Well, in these pieces of music, the great importance of wind instruments – frequently it seems as though there are several different types of them in play, thanks to the electronic modifications of the sounds of Cuthbért’s trumpet – could give rise to the idea that breath might be the force to engage for the purpose. After all, the metabolism of human breathing with its inhalations and exhalations seems to be a major nexus between the body and the mind, and perhaps also the one that is disordered the most through prolonged periods of immersion in the Internet, with grave consequences for our capacity to concentrate on or to pay attention to anything in particular: amidst the “infected atmosphere” bellowing forth from our contemporary prostration before the Internet together with its associated technologies, as an ensemble which represents the latest incarnation of the empire of journalism, very often we all act in effect as though we were beginning to hyperventilate, whether we mean to or not. At present, when all the places, the pieces, and even the people start to rush, start to rush by because nobody knows any longer really how to breath – breathlessness as a problem by now having become much more than something secondary or a consequence only – perhaps it’s right at the center of the whirlwind of this self-induced disorientation that we’d do best to look or rather to listen for an applicable remedy against the insidious tyranny of haste.

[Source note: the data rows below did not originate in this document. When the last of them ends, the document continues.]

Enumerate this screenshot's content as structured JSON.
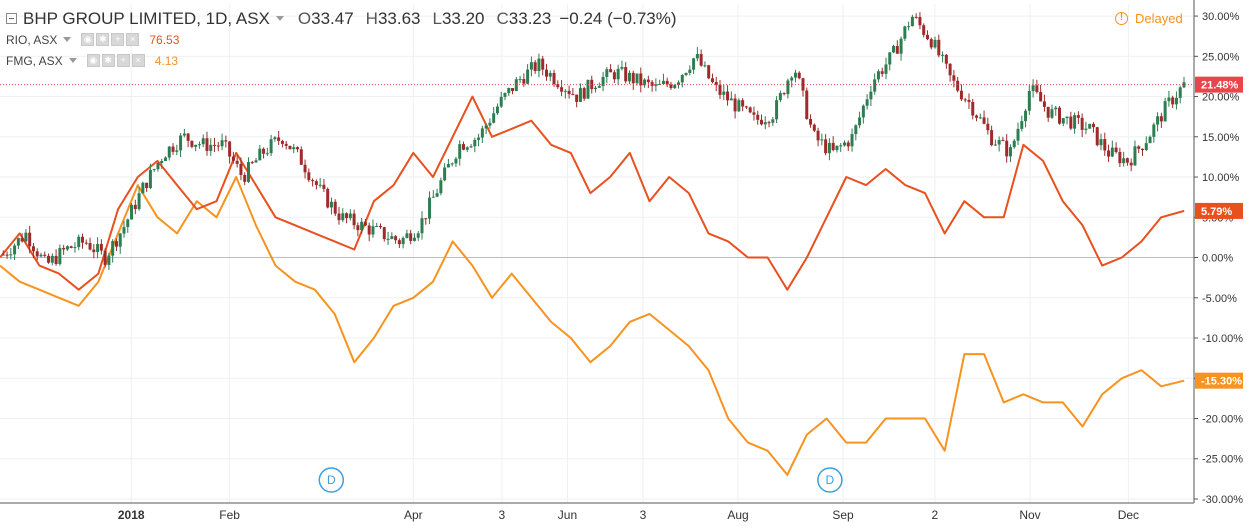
{
  "header": {
    "symbol_title": "BHP GROUP LIMITED, 1D, ASX",
    "ohlc": [
      {
        "label": "O",
        "value": "33.47"
      },
      {
        "label": "H",
        "value": "33.63"
      },
      {
        "label": "L",
        "value": "33.20"
      },
      {
        "label": "C",
        "value": "33.23"
      }
    ],
    "change": "−0.24 (−0.73%)",
    "delayed_label": "Delayed"
  },
  "compare": [
    {
      "symbol": "RIO, ASX",
      "last": "76.53",
      "color": "#e8501e"
    },
    {
      "symbol": "FMG, ASX",
      "last": "4.13",
      "color": "#f7931e"
    }
  ],
  "colors": {
    "up": "#26a69a",
    "down": "#b03a3a",
    "candle_up": "#2e7d52",
    "candle_down": "#9e2a2a",
    "rio": "#e8501e",
    "fmg": "#f7931e",
    "bhp_badge": "#e8464a"
  },
  "chart_data": {
    "type": "line",
    "y_axis": {
      "unit": "%",
      "ticks": [
        "30.00%",
        "25.00%",
        "20.00%",
        "15.00%",
        "10.00%",
        "5.00%",
        "0.00%",
        "-5.00%",
        "-10.00%",
        "-15.00%",
        "-20.00%",
        "-25.00%",
        "-30.00%"
      ],
      "tick_values": [
        30,
        25,
        20,
        15,
        10,
        5,
        0,
        -5,
        -10,
        -15,
        -20,
        -25,
        -30
      ],
      "range": [
        -30.5,
        31.5
      ],
      "baseline": 0
    },
    "x_axis": {
      "ticks": [
        "2018",
        "Feb",
        "Apr",
        "3",
        "Jun",
        "3",
        "Aug",
        "Sep",
        "2",
        "Nov",
        "Dec"
      ],
      "tick_positions_day": [
        12,
        42,
        98,
        125,
        145,
        168,
        197,
        229,
        257,
        286,
        316
      ],
      "day_range": [
        -28,
        336
      ]
    },
    "last_value_labels": [
      {
        "series": "BHP",
        "text": "21.48%",
        "value": 21.48
      },
      {
        "series": "RIO",
        "text": "5.79%",
        "value": 5.79
      },
      {
        "series": "FMG",
        "text": "-15.30%",
        "value": -15.3
      }
    ],
    "event_markers": [
      {
        "label": "D",
        "day": 73
      },
      {
        "label": "D",
        "day": 225
      }
    ],
    "series": [
      {
        "name": "BHP GROUP LIMITED",
        "style": "candlestick",
        "x": [
          -28,
          -20,
          -14,
          -8,
          -2,
          4,
          10,
          16,
          22,
          28,
          34,
          40,
          46,
          52,
          58,
          64,
          70,
          76,
          82,
          88,
          94,
          100,
          106,
          112,
          118,
          124,
          130,
          136,
          142,
          148,
          154,
          160,
          166,
          172,
          178,
          184,
          190,
          196,
          202,
          208,
          214,
          220,
          226,
          232,
          238,
          244,
          250,
          256,
          262,
          268,
          274,
          280,
          286,
          292,
          298,
          304,
          310,
          316,
          322,
          328,
          333
        ],
        "values": [
          0,
          3,
          -1,
          1,
          2,
          0,
          4,
          9,
          13,
          15,
          14,
          14,
          10,
          13,
          15,
          12,
          8,
          5,
          4,
          3,
          2,
          4,
          9,
          14,
          15,
          19,
          22,
          24,
          22,
          20,
          22,
          23,
          22,
          21,
          22,
          25,
          21,
          19,
          17,
          18,
          24,
          15,
          13,
          15,
          22,
          25,
          30,
          27,
          22,
          19,
          15,
          13,
          21,
          18,
          17,
          16,
          13,
          12,
          15,
          19,
          21.48
        ]
      },
      {
        "name": "RIO, ASX",
        "style": "line",
        "x": [
          -28,
          -22,
          -16,
          -10,
          -4,
          2,
          8,
          14,
          20,
          26,
          32,
          38,
          44,
          50,
          56,
          62,
          68,
          74,
          80,
          86,
          92,
          98,
          104,
          110,
          116,
          122,
          128,
          134,
          140,
          146,
          152,
          158,
          164,
          170,
          176,
          182,
          188,
          194,
          200,
          206,
          212,
          218,
          224,
          230,
          236,
          242,
          248,
          254,
          260,
          266,
          272,
          278,
          284,
          290,
          296,
          302,
          308,
          314,
          320,
          326,
          333
        ],
        "values": [
          0,
          3,
          -1,
          -2,
          -4,
          -2,
          6,
          10,
          12,
          9,
          6,
          7,
          13,
          9,
          5,
          4,
          3,
          2,
          1,
          7,
          9,
          13,
          10,
          15,
          20,
          15,
          16,
          17,
          14,
          13,
          8,
          10,
          13,
          7,
          10,
          8,
          3,
          2,
          0,
          0,
          -4,
          0,
          5,
          10,
          9,
          11,
          9,
          8,
          3,
          7,
          5,
          5,
          14,
          12,
          7,
          4,
          -1,
          0,
          2,
          5,
          5.79
        ]
      },
      {
        "name": "FMG, ASX",
        "style": "line",
        "x": [
          -28,
          -22,
          -16,
          -10,
          -4,
          2,
          8,
          14,
          20,
          26,
          32,
          38,
          44,
          50,
          56,
          62,
          68,
          74,
          80,
          86,
          92,
          98,
          104,
          110,
          116,
          122,
          128,
          134,
          140,
          146,
          152,
          158,
          164,
          170,
          176,
          182,
          188,
          194,
          200,
          206,
          212,
          218,
          224,
          230,
          236,
          242,
          248,
          254,
          260,
          266,
          272,
          278,
          284,
          290,
          296,
          302,
          308,
          314,
          320,
          326,
          333
        ],
        "values": [
          -1,
          -3,
          -4,
          -5,
          -6,
          -3,
          3,
          9,
          5,
          3,
          7,
          5,
          10,
          4,
          -1,
          -3,
          -4,
          -7,
          -13,
          -10,
          -6,
          -5,
          -3,
          2,
          -1,
          -5,
          -2,
          -5,
          -8,
          -10,
          -13,
          -11,
          -8,
          -7,
          -9,
          -11,
          -14,
          -20,
          -23,
          -24,
          -27,
          -22,
          -20,
          -23,
          -23,
          -20,
          -20,
          -20,
          -24,
          -12,
          -12,
          -18,
          -17,
          -18,
          -18,
          -21,
          -17,
          -15,
          -14,
          -16,
          -15.3
        ]
      }
    ]
  }
}
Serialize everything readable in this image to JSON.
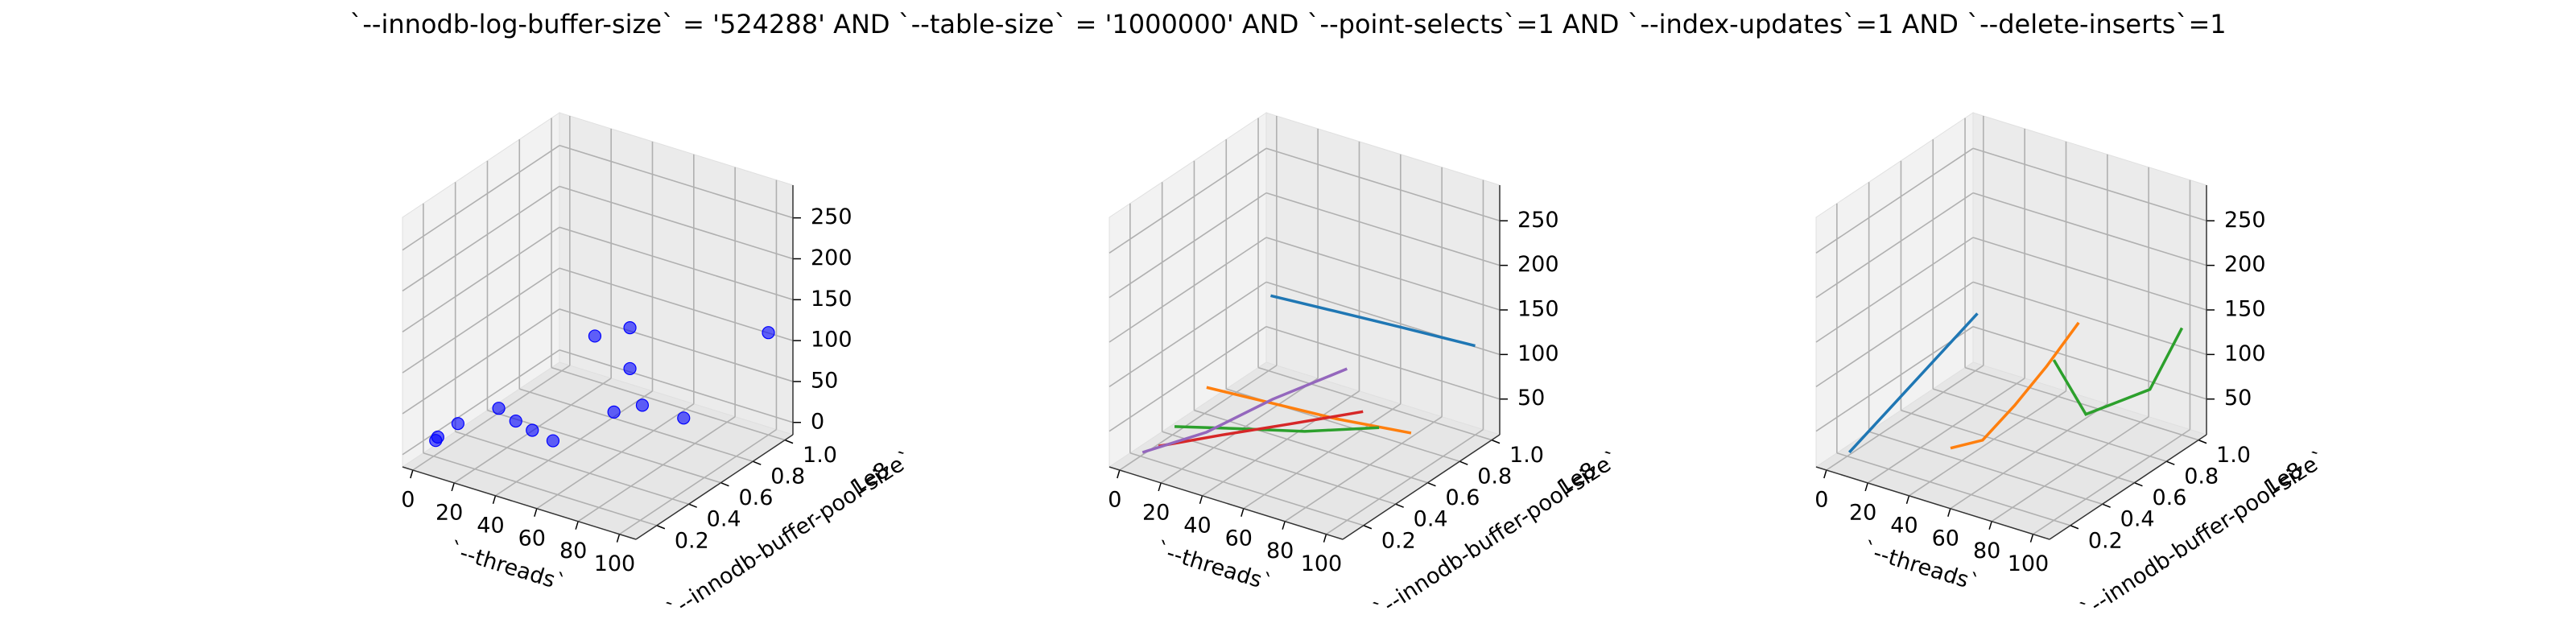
{
  "title": "`--innodb-log-buffer-size` = '524288' AND `--table-size` = '1000000'  AND `--point-selects`=1 AND `--index-updates`=1 AND `--delete-inserts`=1",
  "chart_data": [
    {
      "type": "scatter3d",
      "xlabel": "`--threads`",
      "ylabel": "`--innodb-buffer-pool-size`",
      "y_offset_label": "1e8",
      "xlim": [
        -5,
        108
      ],
      "ylim": [
        0.07,
        1.05
      ],
      "zlim": [
        -15,
        290
      ],
      "xticks": [
        0,
        20,
        40,
        60,
        80,
        100
      ],
      "yticks": [
        0.2,
        0.4,
        0.6,
        0.8,
        {
          "value": 1,
          "label": "1.0"
        }
      ],
      "zticks": [
        0,
        50,
        100,
        150,
        200,
        250
      ],
      "series": [
        {
          "color": "#0000ff",
          "x": [
            1,
            2,
            4,
            16,
            32,
            40,
            50,
            64,
            64,
            64,
            70,
            90,
            100,
            16
          ],
          "y": [
            0.2,
            0.2,
            0.3,
            0.4,
            0.3,
            0.3,
            0.3,
            0.5,
            0.6,
            0.6,
            0.6,
            0.6,
            1.0,
            1.0
          ],
          "z": [
            5,
            10,
            15,
            30,
            40,
            35,
            30,
            50,
            140,
            90,
            50,
            50,
            110,
            40
          ]
        }
      ]
    },
    {
      "type": "line3d",
      "xlabel": "`--threads`",
      "ylabel": "`--innodb-buffer-pool-size`",
      "y_offset_label": "1e8",
      "xlim": [
        -5,
        108
      ],
      "ylim": [
        0.07,
        1.05
      ],
      "zlim": [
        10,
        290
      ],
      "xticks": [
        0,
        20,
        40,
        60,
        80,
        100
      ],
      "yticks": [
        0.2,
        0.4,
        0.6,
        0.8,
        {
          "value": 1,
          "label": "1.0"
        }
      ],
      "zticks": [
        50,
        100,
        150,
        200,
        250
      ],
      "series": [
        {
          "color": "#1f77b4",
          "x": [
            1,
            32,
            64,
            100
          ],
          "y": [
            1,
            1,
            1,
            1
          ],
          "z": [
            95,
            100,
            105,
            110
          ]
        },
        {
          "color": "#ff7f0e",
          "x": [
            1,
            32,
            64,
            100
          ],
          "y": [
            0.6,
            0.6,
            0.6,
            0.6
          ],
          "z": [
            40,
            45,
            50,
            60
          ]
        },
        {
          "color": "#2ca02c",
          "x": [
            1,
            32,
            64,
            100
          ],
          "y": [
            0.4,
            0.4,
            0.4,
            0.4
          ],
          "z": [
            20,
            40,
            60,
            90
          ]
        },
        {
          "color": "#d62728",
          "x": [
            1,
            32,
            64,
            100
          ],
          "y": [
            0.3,
            0.3,
            0.3,
            0.3
          ],
          "z": [
            10,
            45,
            80,
            120
          ]
        },
        {
          "color": "#9467bd",
          "x": [
            1,
            32,
            64,
            100
          ],
          "y": [
            0.2,
            0.2,
            0.2,
            0.2
          ],
          "z": [
            15,
            60,
            120,
            180
          ]
        }
      ]
    },
    {
      "type": "line3d",
      "xlabel": "`--threads`",
      "ylabel": "`--innodb-buffer-pool-size`",
      "y_offset_label": "1e8",
      "xlim": [
        -5,
        108
      ],
      "ylim": [
        0.07,
        1.05
      ],
      "zlim": [
        10,
        290
      ],
      "xticks": [
        0,
        20,
        40,
        60,
        80,
        100
      ],
      "yticks": [
        0.2,
        0.4,
        0.6,
        0.8,
        {
          "value": 1,
          "label": "1.0"
        }
      ],
      "zticks": [
        50,
        100,
        150,
        200,
        250
      ],
      "series": [
        {
          "color": "#1f77b4",
          "x": [
            1,
            1,
            1,
            1,
            1
          ],
          "y": [
            0.2,
            0.4,
            0.6,
            0.8,
            1.0
          ],
          "z": [
            15,
            30,
            45,
            60,
            75
          ]
        },
        {
          "color": "#ff7f0e",
          "x": [
            50,
            50,
            50,
            50,
            50
          ],
          "y": [
            0.2,
            0.4,
            0.6,
            0.8,
            1.0
          ],
          "z": [
            55,
            40,
            55,
            75,
            100
          ]
        },
        {
          "color": "#2ca02c",
          "x": [
            100,
            100,
            100,
            100,
            100
          ],
          "y": [
            0.2,
            0.4,
            0.6,
            0.8,
            1.0
          ],
          "z": [
            190,
            105,
            95,
            85,
            130
          ]
        }
      ]
    }
  ]
}
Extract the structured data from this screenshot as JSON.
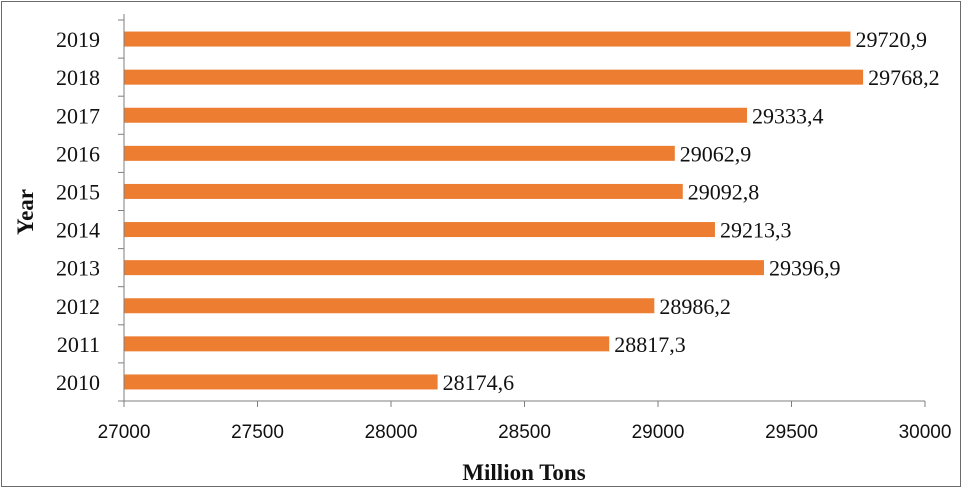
{
  "chart_data": {
    "type": "bar",
    "orientation": "horizontal",
    "categories": [
      "2019",
      "2018",
      "2017",
      "2016",
      "2015",
      "2014",
      "2013",
      "2012",
      "2011",
      "2010"
    ],
    "values": [
      29720.9,
      29768.2,
      29333.4,
      29062.9,
      29092.8,
      29213.3,
      29396.9,
      28986.2,
      28817.3,
      28174.6
    ],
    "data_labels": [
      "29720,9",
      "29768,2",
      "29333,4",
      "29062,9",
      "29092,8",
      "29213,3",
      "29396,9",
      "28986,2",
      "28817,3",
      "28174,6"
    ],
    "title": "",
    "xlabel": "Million Tons",
    "ylabel": "Year",
    "xlim": [
      27000,
      30000
    ],
    "xticks": [
      27000,
      27500,
      28000,
      28500,
      29000,
      29500,
      30000
    ],
    "xtick_labels": [
      "27000",
      "27500",
      "28000",
      "28500",
      "29000",
      "29500",
      "30000"
    ],
    "grid": false,
    "legend": "none",
    "bar_color": "#ED7D31"
  }
}
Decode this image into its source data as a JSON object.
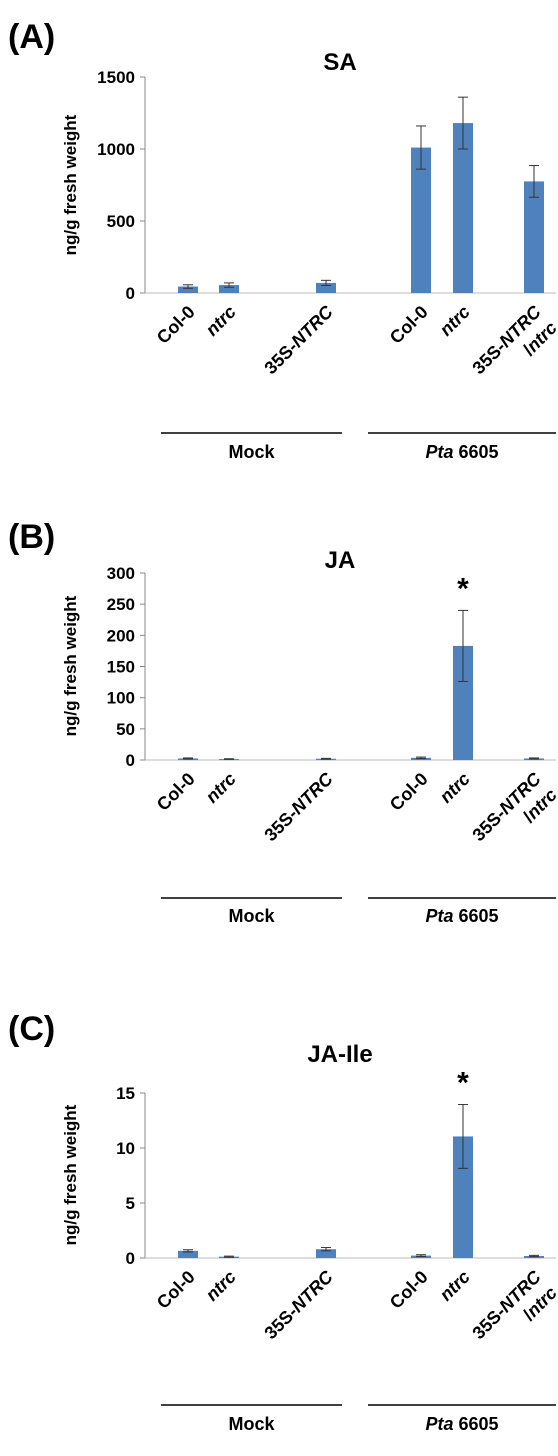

These are the vortices whose musical likenesses KuuMA has devised in “(Can’t Sleep Need Coffee)” in particular, while also counterposing them to some passages in which the trumpet holds its own against them and thus encourages a listener to emulate its cool composure, notably a sequence beginning around at the 4:10 mark and lasting about twenty-five seconds, with the instrument sounding rather like a saxophone towards the end, as well as a slightly softer one which starts six minutes in and continues for ten seconds. During these two passages the wind instrument seems to lead the other sounds, as I suggested before, playing the role of conductor to their orchestra, and hence also representing the higher-level power of one’s own mind that ought to intervene whenever some bit of behavior becomes too automatic and runs into an impasse it cannot escape by itself. However, just as noteworthy is what happens if one focuses mainly on this wind instrument alone, for then it seems instead to turn towards the audience and to engage us in a sort of conversation, as though it were actually an articulate voice instructing the listeners, not verbally but by the example of its own playing and the respiratory technique required of it, how we might best economize our inner resources, especially the breath which otherwise would be expended fruitlessly – in the shape of vocal outbursts, sighs, imprecations, or curses – on everything that the Internet, as though it were toying with us, so frequently does to exhaust our patience without leaving us the time we’d need to handle it all.
Indeed. By now, or more likely quite some time ago, the patience of readers who’ve gotten this far will have been sorely tried, and even if it isn’t, time is calling and I myself have to hasten this text to a close, so in taking my own masked leave, I should simply like to suggest to them to seek out the fine company of KuuMA’s and Cuthbért’s personæ musicæ.